The world takes all kinds. Some people need brutality; it speeds their adrenalin. Fine, they’re welcome; rather have it on the screen than in the street (where if they saw a fraction of Kill Bill they’d be in trauma counselling for ten years.)
But these aren’t the only people. I might be a drip, a sissy and chicken, but I’m not unique. If I feel dirty watching this, so do other people, some of whom have been led to see this film as compulsory viewing, advancing mankind’s frontiers. Some are revolted but embarrassed to be revolted, and scared to admit they’re revolted. I think it’s they who laugh at the foulest scenes. Their heads say that what they’re watching is disgusting, but society says that what they’re watching is brilliant. They feel they must be inferior people, gutless or dull. So they don disguises, outdoing each other’s enthusiasm.

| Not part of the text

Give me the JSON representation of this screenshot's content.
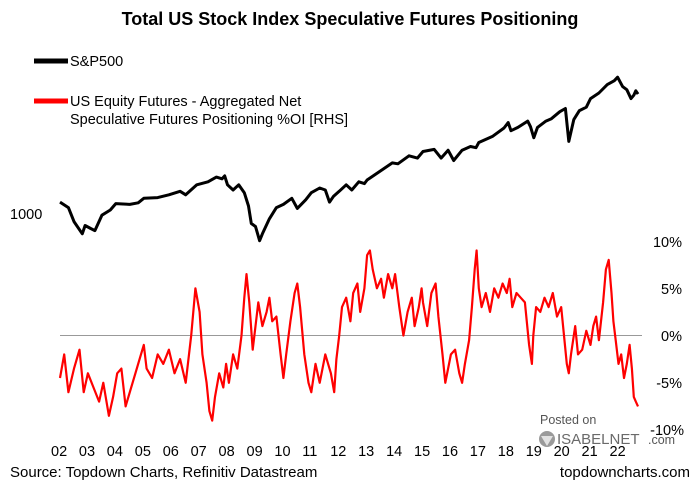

Why does society give them so one-way a message? Could some critics be caught in the same syndrome: “if I don’t enthuse over this film I’ll be derided as an inferior person, gutless or dull”? Even the few who denounce, denounce with escape hatches: it’s racist, because the white chick chops non-white heads off; or it’s boring, because its plot plods. Is there a taboo against saying what many viewers surely want to say, that the film is demeaning and psychopathic, and to wish to puke in your shoe is a healthy response?
I think something pathetic is on the go. Once, reviews had to uphold motherhood and apple pie. You couldn’t break out. When breaking out first became permissible, it was called freedom. Now the breaking out has become its own new prison. You don’t dare be seen to not push limits. People will think you’re off the pace.
It’s okay that weird tastes are in the world. There always have been. But that the taste for beauty, for honesty, for integrity, for humanity, for the things we inwardly want… that that taste is now a furtive thing and hidden, is wrong.